Except for Paul Gray in his wheelchair, the congregration was standing. Adam Eastgate at one end, Sycharth Gwilym at the other, tight-faced, uneasy, no sense of a man who’d come home. In the middle, Roxanne and Mrs Morningwood. Lord Stourport on his own by the door, hands in pockets, breathing down his nose. Next to him, Lol and Jane and, at their feet, lying down, nose between his front paws, the dog that Mrs Morningwood had said would refuse to come in here.

It was the biggest congregation you’d get in Garway this particular weekend.

It added up to nine people.

‘Peter then came out with the other disciple and they went toward the tomb. They both ran, but the other disciple outran Peter and reached the tomb first and, stooping to look in, he saw the linen cloths lying there
…’

 

On the portable altar, a simple white cloth, wine and actual bread to celebrate the Eucharist.

A Requiem, then, for some people she could name, one she couldn’t.
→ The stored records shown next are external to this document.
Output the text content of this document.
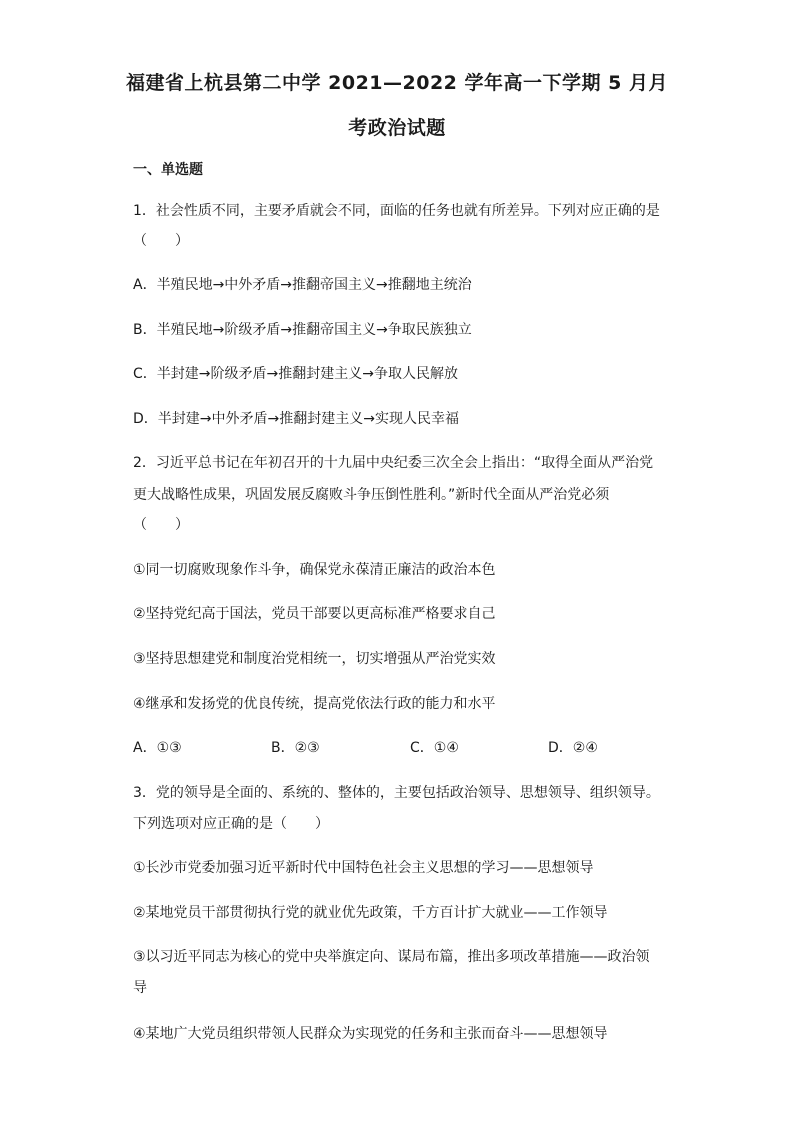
福建省上杭县第二中学 2021—2022 学年高一下学期 5 月月
考政治试题
一、单选题
1．社会性质不同，主要矛盾就会不同，面临的任务也就有所差异。下列对应正确的是
（　　）
A．半殖民地→中外矛盾→推翻帝国主义→推翻地主统治
B．半殖民地→阶级矛盾→推翻帝国主义→争取民族独立
C．半封建→阶级矛盾→推翻封建主义→争取人民解放
D．半封建→中外矛盾→推翻封建主义→实现人民幸福
2．习近平总书记在年初召开的十九届中央纪委三次全会上指出：“取得全面从严治党
更大战略性成果，巩固发展反腐败斗争压倒性胜利。”新时代全面从严治党必须
（　　）
①同一切腐败现象作斗争，确保党永葆清正廉洁的政治本色
②坚持党纪高于国法，党员干部要以更高标准严格要求自己
③坚持思想建党和制度治党相统一，切实增强从严治党实效
④继承和发扬党的优良传统，提高党依法行政的能力和水平
A．①③	B．②③	C．①④	D．②④
3．党的领导是全面的、系统的、整体的，主要包括政治领导、思想领导、组织领导。
下列选项对应正确的是（　　）
①长沙市党委加强习近平新时代中国特色社会主义思想的学习——思想领导
②某地党员干部贯彻执行党的就业优先政策，千方百计扩大就业——工作领导
③以习近平同志为核心的党中央举旗定向、谋局布篇，推出多项改革措施——政治领
导
④某地广大党员组织带领人民群众为实现党的任务和主张而奋斗——思想领导
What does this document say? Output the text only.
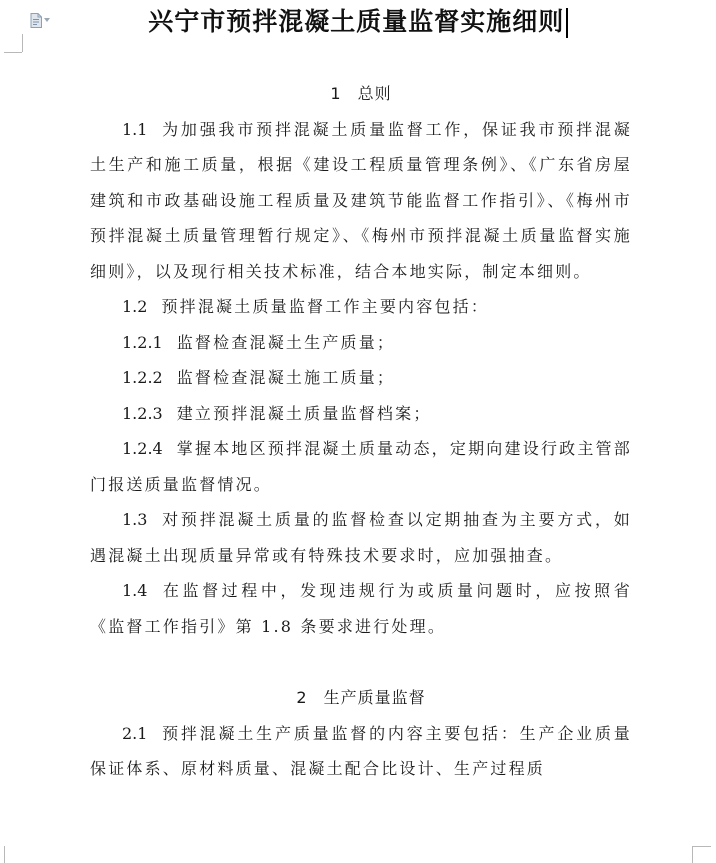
兴宁市预拌混凝土质量监督实施细则

1 总则

1.1 为加强我市预拌混凝土质量监督工作，保证我市预拌混凝土生产和施工质量，根据《建设工程质量管理条例》、《广东省房屋建筑和市政基础设施工程质量及建筑节能监督工作指引》、《梅州市预拌混凝土质量管理暂行规定》、《梅州市预拌混凝土质量监督实施细则》，以及现行相关技术标准，结合本地实际，制定本细则。

1.2 预拌混凝土质量监督工作主要内容包括：

1.2.1 监督检查混凝土生产质量；

1.2.2 监督检查混凝土施工质量；

1.2.3 建立预拌混凝土质量监督档案；

1.2.4 掌握本地区预拌混凝土质量动态，定期向建设行政主管部门报送质量监督情况。

1.3 对预拌混凝土质量的监督检查以定期抽查为主要方式，如遇混凝土出现质量异常或有特殊技术要求时，应加强抽查。

1.4 在监督过程中，发现违规行为或质量问题时，应按照省《监督工作指引》第 1.8 条要求进行处理。

2 生产质量监督

2.1 预拌混凝土生产质量监督的内容主要包括：生产企业质量保证体系、原材料质量、混凝土配合比设计、生产过程质
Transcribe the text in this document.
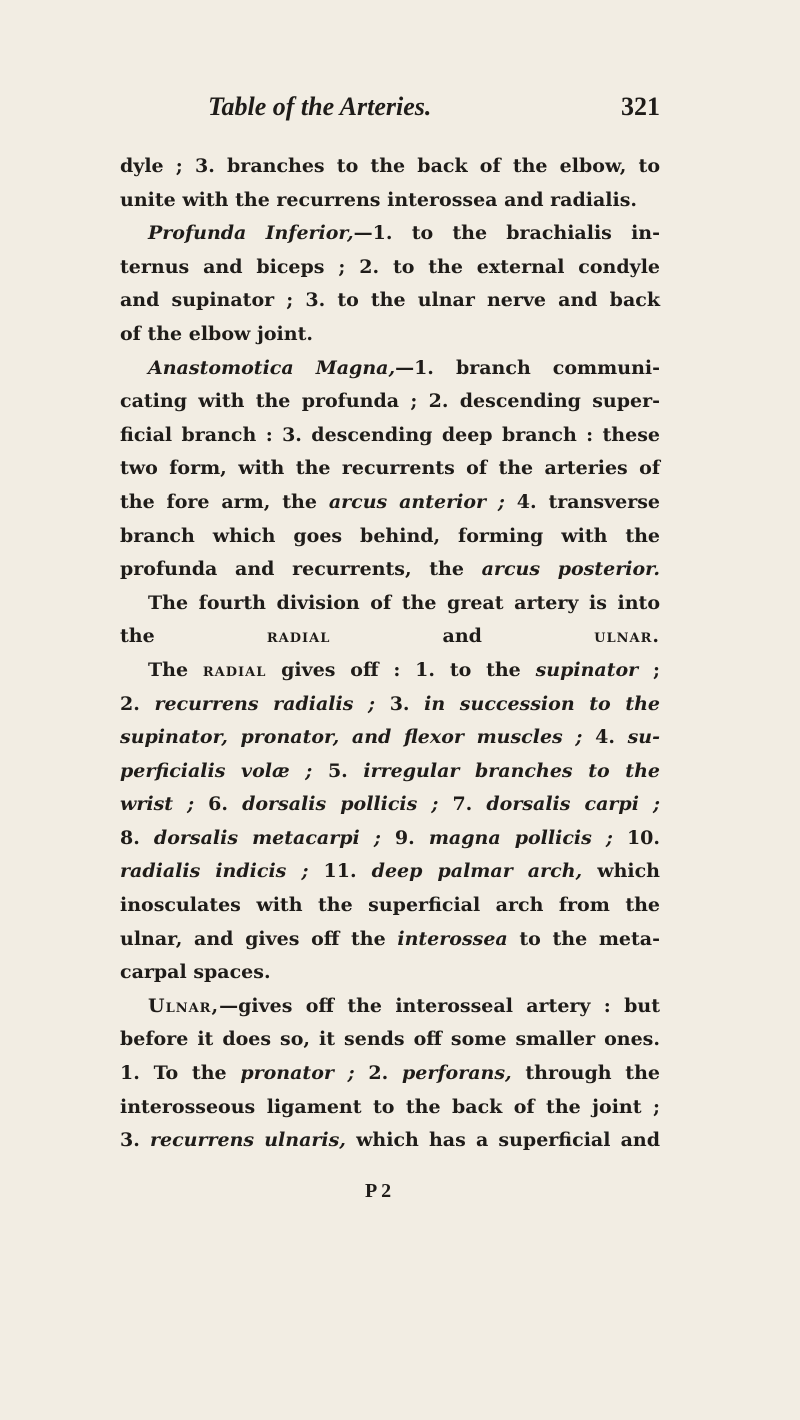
Table of the Arteries.	321
dyle ; 3. branches to the back of the elbow, to
unite with the recurrens interossea and radialis.
Profunda Inferior,—1. to the brachialis in-
ternus and biceps ; 2. to the external condyle
and supinator ; 3. to the ulnar nerve and back
of the elbow joint.
Anastomotica Magna,—1. branch communi-
cating with the profunda ; 2. descending super-
ficial branch : 3. descending deep branch : these
two form, with the recurrents of the arteries of
the fore arm, the arcus anterior ; 4. transverse
branch which goes behind, forming with the
profunda and recurrents, the arcus posterior.
The fourth division of the great artery is into
the radial and ulnar.
The radial gives off : 1. to the supinator ;
2. recurrens radialis ; 3. in succession to the
supinator, pronator, and flexor muscles ; 4. su-
perficialis volæ ; 5. irregular branches to the
wrist ; 6. dorsalis pollicis ; 7. dorsalis carpi ;
8. dorsalis metacarpi ; 9. magna pollicis ; 10.
radialis indicis ; 11. deep palmar arch, which
inosculates with the superficial arch from the
ulnar, and gives off the interossea to the meta-
carpal spaces.
Ulnar,—gives off the interosseal artery : but
before it does so, it sends off some smaller ones.
1. To the pronator ; 2. perforans, through the
interosseous ligament to the back of the joint ;
3. recurrens ulnaris, which has a superficial and
P 2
And one she was she was still agonizing about and would do, right up to the moment.

In front of the altar, on a trestle they’d found in the barn, where a coffin might be at a funeral, was the sandstone urn, size of a small chalice, recovered from a recess half the size of a bread-oven behind the face of the Baphomet.

They’d managed to remove the top, she and Mrs Morningwood. Some powder in the bottom … had to be ashes.

Lol had told her what Stourport had said about Teddy Murray’s intention to bring something into the church for his gnostic, Masonic service. She’d asked his advice, and Lol had said, do it. If
anybody
needed it …

Merrily let the ritual unwind at its own pace, still unsure.

Listening.

There was no name on the sandstone urn, no words at all. For all she knew, there could be dozens of these all over Europe; there would’ve been a lot of ashes. No clues when it had been walled up or who had first brought it here. But it made sense.

Merrily took a breath, picked up the urn, kept her voice fairly low. She commended to God the souls of Fuchsia Mary Linden and Felix Barlow and, in her head, in a second of silence, Mary Roberts Linden, sleeping in the herb garden.

She cleared her throat. The marks on her alb were like smuts on a spectator backing away from the flames into the shadow of the Cathedral of Notre Dame.